Simon Reynolds on end of the year lists. Specific ones, including his, but the general remarks grab you as well:
This year they've seemed more disparate than ever too, often barely overlapping. That's certainly the case with individual bloggers, but even the print periodical and webzine End of Year surveys, which through their expanded electorates and Big Other-shadowed institutional responsibility to "The Truth" usually point towards something approaching consensus... even they have seemed quite far apart from each other.

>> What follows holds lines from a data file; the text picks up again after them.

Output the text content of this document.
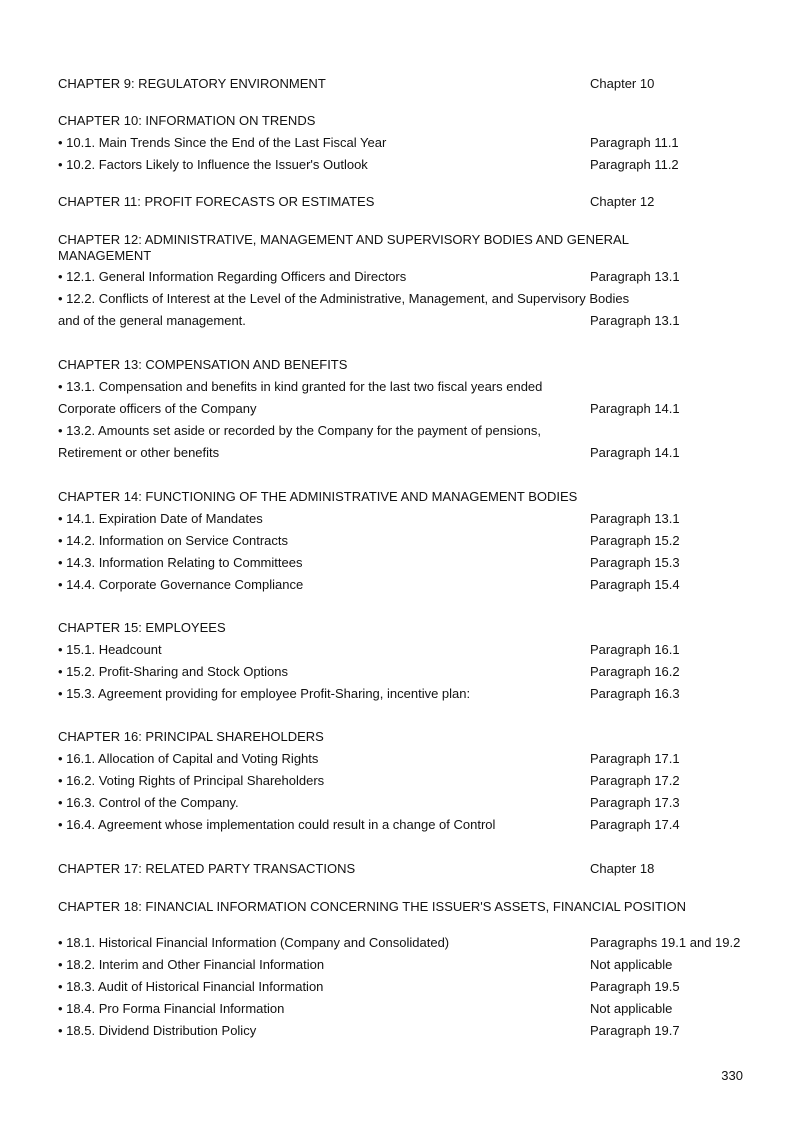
CHAPTER 9: REGULATORY ENVIRONMENT	Chapter 10
CHAPTER 10: INFORMATION ON TRENDS
• 10.1. Main Trends Since the End of the Last Fiscal Year	Paragraph 11.1
• 10.2. Factors Likely to Influence the Issuer's Outlook	Paragraph 11.2
CHAPTER 11: PROFIT FORECASTS OR ESTIMATES	Chapter 12
CHAPTER 12: ADMINISTRATIVE, MANAGEMENT AND SUPERVISORY BODIES AND GENERAL MANAGEMENT
• 12.1. General Information Regarding Officers and Directors	Paragraph 13.1
• 12.2. Conflicts of Interest at the Level of the Administrative, Management, and Supervisory Bodies
and of the general management.	Paragraph 13.1
CHAPTER 13: COMPENSATION AND BENEFITS
• 13.1. Compensation and benefits in kind granted for the last two fiscal years ended
Corporate officers of the Company	Paragraph 14.1
• 13.2. Amounts set aside or recorded by the Company for the payment of pensions,
Retirement or other benefits	Paragraph 14.1
CHAPTER 14: FUNCTIONING OF THE ADMINISTRATIVE AND MANAGEMENT BODIES
• 14.1. Expiration Date of Mandates	Paragraph 13.1
• 14.2. Information on Service Contracts	Paragraph 15.2
• 14.3. Information Relating to Committees	Paragraph 15.3
• 14.4. Corporate Governance Compliance	Paragraph 15.4
CHAPTER 15: EMPLOYEES
• 15.1. Headcount	Paragraph 16.1
• 15.2. Profit-Sharing and Stock Options	Paragraph 16.2
• 15.3. Agreement providing for employee Profit-Sharing, incentive plan:	Paragraph 16.3
CHAPTER 16: PRINCIPAL SHAREHOLDERS
• 16.1. Allocation of Capital and Voting Rights	Paragraph 17.1
• 16.2. Voting Rights of Principal Shareholders	Paragraph 17.2
• 16.3. Control of the Company.	Paragraph 17.3
• 16.4. Agreement whose implementation could result in a change of Control	Paragraph 17.4
CHAPTER 17: RELATED PARTY TRANSACTIONS	Chapter 18
CHAPTER 18: FINANCIAL INFORMATION CONCERNING THE ISSUER'S ASSETS, FINANCIAL POSITION
• 18.1. Historical Financial Information (Company and Consolidated)	Paragraphs 19.1 and 19.2
• 18.2. Interim and Other Financial Information	Not applicable
• 18.3. Audit of Historical Financial Information	Paragraph 19.5
• 18.4. Pro Forma Financial Information	Not applicable
• 18.5. Dividend Distribution Policy	Paragraph 19.7
330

This jibes with recent social theory that we are becoming a lonely crowd again, not like the 1950s American population of bland, other-directed joiners but one based on everyone having specialized interests: you are the only Star Trek fan in a room full of Seinfeld fans, or vice versa. You just can't connect with these people. That room full of fans could even be your own kin. The internet is blamed but other factors contribute: globalization, shift work and part time work, serial monogamy, etc. This may also explain the rising appeal of fundamentalist religions to some: letting an authoritarian a-hole group leader do your thinking for you trumps that dreadful feeling of rootless disconnection (in the case of the Heaven's Gate cult, he might even let you watch Star Trek).
One sentence of Reynolds', concerning Chuck Eddy's end of the year list, should inspire an Atrios-like "simple answer to a simple question":
Is it really possibly to love 150 albums that came out in a single year?